THE Belfast home of a man who once led a global peacekeeping organisation has been officially honoured.
He may not be a well-known name, but Carrickfergus-born Sean Lester once held a place at the head of the world’s foremost international body, the League of Nations.
He was the last-ever secretary-general of the organisation, which was the forerunner to the United Nations.
Founded in 1919, it was wound down after the Second World War as the UN took over its old role.
The organisation was designed to help maintain the precarious peace between nations in the wake of the horrors of World War One.
He grew up on the Lower Ormeau Road, south Belfast, where his old home has now been granted a blue plaque.
Educated at Methodist College, he also worked as a journalist on the North Down Herald.
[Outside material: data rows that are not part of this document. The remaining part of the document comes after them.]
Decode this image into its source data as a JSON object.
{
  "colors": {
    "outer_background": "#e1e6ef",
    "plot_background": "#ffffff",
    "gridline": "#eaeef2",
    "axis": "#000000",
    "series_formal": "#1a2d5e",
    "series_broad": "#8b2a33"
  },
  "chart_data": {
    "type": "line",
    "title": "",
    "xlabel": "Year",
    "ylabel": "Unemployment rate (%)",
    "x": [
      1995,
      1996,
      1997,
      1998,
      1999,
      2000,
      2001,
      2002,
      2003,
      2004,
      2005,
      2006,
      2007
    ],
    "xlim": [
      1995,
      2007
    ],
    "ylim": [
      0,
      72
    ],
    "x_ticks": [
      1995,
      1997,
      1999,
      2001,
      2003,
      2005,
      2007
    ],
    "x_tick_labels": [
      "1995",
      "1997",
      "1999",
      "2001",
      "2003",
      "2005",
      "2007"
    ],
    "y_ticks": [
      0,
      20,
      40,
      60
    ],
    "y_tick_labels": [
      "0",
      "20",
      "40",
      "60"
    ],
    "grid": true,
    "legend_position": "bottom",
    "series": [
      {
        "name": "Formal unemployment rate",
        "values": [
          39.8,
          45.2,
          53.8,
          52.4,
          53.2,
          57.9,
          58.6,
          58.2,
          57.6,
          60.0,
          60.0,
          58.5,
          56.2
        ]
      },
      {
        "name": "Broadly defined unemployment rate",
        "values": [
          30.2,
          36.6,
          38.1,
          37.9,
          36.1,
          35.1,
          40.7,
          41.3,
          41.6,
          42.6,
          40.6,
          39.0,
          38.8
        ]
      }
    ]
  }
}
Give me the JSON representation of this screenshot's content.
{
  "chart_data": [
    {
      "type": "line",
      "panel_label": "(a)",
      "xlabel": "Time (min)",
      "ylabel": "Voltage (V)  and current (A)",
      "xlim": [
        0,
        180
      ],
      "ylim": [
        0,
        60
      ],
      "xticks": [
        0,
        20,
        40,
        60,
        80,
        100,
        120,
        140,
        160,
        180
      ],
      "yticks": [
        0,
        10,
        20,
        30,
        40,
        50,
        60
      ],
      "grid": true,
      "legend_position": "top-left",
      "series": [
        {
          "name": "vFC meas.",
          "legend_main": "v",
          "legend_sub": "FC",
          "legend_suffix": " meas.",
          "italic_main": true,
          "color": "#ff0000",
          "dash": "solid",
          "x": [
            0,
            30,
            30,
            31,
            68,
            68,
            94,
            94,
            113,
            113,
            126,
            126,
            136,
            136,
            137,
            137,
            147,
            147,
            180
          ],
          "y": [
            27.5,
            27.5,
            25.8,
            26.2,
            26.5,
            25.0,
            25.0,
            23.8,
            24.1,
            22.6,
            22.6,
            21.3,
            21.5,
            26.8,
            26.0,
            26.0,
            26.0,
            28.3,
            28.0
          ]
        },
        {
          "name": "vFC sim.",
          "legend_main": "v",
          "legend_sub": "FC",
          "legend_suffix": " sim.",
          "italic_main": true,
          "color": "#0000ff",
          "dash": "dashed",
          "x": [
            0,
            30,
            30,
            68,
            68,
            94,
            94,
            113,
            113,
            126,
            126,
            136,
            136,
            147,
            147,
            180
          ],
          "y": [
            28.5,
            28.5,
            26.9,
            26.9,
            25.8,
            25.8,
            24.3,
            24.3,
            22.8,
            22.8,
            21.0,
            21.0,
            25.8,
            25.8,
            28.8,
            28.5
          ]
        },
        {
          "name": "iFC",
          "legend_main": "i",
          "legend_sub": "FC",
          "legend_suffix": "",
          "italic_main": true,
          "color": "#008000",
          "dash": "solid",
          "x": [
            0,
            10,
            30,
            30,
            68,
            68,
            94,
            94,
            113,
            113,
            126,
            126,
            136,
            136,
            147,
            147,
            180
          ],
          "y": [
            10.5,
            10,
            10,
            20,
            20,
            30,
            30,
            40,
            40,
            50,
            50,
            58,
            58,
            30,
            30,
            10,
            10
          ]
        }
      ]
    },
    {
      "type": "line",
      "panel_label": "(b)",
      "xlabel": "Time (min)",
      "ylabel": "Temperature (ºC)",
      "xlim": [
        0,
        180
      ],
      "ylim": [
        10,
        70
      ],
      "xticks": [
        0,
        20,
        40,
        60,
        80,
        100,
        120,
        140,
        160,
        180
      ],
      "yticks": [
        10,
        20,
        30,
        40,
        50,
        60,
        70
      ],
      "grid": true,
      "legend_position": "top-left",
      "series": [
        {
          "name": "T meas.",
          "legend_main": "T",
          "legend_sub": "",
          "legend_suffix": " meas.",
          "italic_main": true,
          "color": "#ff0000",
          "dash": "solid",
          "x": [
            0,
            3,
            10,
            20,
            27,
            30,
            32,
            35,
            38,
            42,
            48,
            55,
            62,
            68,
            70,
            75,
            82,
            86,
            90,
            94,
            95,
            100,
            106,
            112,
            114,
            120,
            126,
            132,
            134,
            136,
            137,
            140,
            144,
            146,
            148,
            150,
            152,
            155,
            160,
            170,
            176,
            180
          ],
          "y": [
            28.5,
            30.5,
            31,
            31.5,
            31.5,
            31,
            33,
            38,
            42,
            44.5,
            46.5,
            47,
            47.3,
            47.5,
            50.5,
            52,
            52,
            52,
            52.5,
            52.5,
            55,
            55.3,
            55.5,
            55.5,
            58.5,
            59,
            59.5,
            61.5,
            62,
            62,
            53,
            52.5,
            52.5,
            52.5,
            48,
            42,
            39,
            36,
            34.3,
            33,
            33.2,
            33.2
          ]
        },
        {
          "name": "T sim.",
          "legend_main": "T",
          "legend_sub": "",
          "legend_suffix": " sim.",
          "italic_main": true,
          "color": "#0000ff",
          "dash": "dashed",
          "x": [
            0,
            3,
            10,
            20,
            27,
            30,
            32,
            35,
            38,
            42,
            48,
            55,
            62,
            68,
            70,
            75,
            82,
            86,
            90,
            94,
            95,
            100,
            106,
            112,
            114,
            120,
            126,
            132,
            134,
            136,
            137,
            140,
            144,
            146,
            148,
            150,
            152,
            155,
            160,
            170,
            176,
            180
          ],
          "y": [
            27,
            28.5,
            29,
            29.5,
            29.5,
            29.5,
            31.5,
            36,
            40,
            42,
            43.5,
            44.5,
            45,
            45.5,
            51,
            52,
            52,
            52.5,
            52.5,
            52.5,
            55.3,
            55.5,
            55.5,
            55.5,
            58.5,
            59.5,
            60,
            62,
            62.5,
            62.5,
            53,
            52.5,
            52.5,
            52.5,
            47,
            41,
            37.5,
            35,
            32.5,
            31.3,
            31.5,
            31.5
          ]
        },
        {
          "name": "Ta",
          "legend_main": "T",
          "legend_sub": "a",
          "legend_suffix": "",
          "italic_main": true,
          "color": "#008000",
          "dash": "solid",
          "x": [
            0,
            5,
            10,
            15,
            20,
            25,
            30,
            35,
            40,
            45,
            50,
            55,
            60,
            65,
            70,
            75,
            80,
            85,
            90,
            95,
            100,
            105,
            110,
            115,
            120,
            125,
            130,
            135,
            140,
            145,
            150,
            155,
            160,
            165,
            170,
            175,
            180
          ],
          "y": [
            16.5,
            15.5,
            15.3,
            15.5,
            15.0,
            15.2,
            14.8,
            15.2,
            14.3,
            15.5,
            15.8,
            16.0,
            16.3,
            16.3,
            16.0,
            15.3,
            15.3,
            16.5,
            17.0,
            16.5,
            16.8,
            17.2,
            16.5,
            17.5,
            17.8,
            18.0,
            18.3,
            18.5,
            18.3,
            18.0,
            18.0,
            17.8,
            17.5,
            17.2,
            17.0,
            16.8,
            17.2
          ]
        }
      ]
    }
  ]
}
Before being appointed to head the League, Mr Lester had served as its High Commissioner in Gdansk, Poland, where he became something of a hate figure for Nazis for resisting Hitler’s encroachments in eastern Europe.
This was recognised in 2010 by the Mayor of Gdansk, who named one of the assembly rooms in his own City Hall after him.
Witold Sobkow, ambassador of the Republic of Poland, described him as “a remarkable figure”, adding: “Now, it is Belfast’s turn to pay homage to Sean Lester’s courage and his uncompromising advocacy in support of individual rights, even in the most inauspicious circumstances.”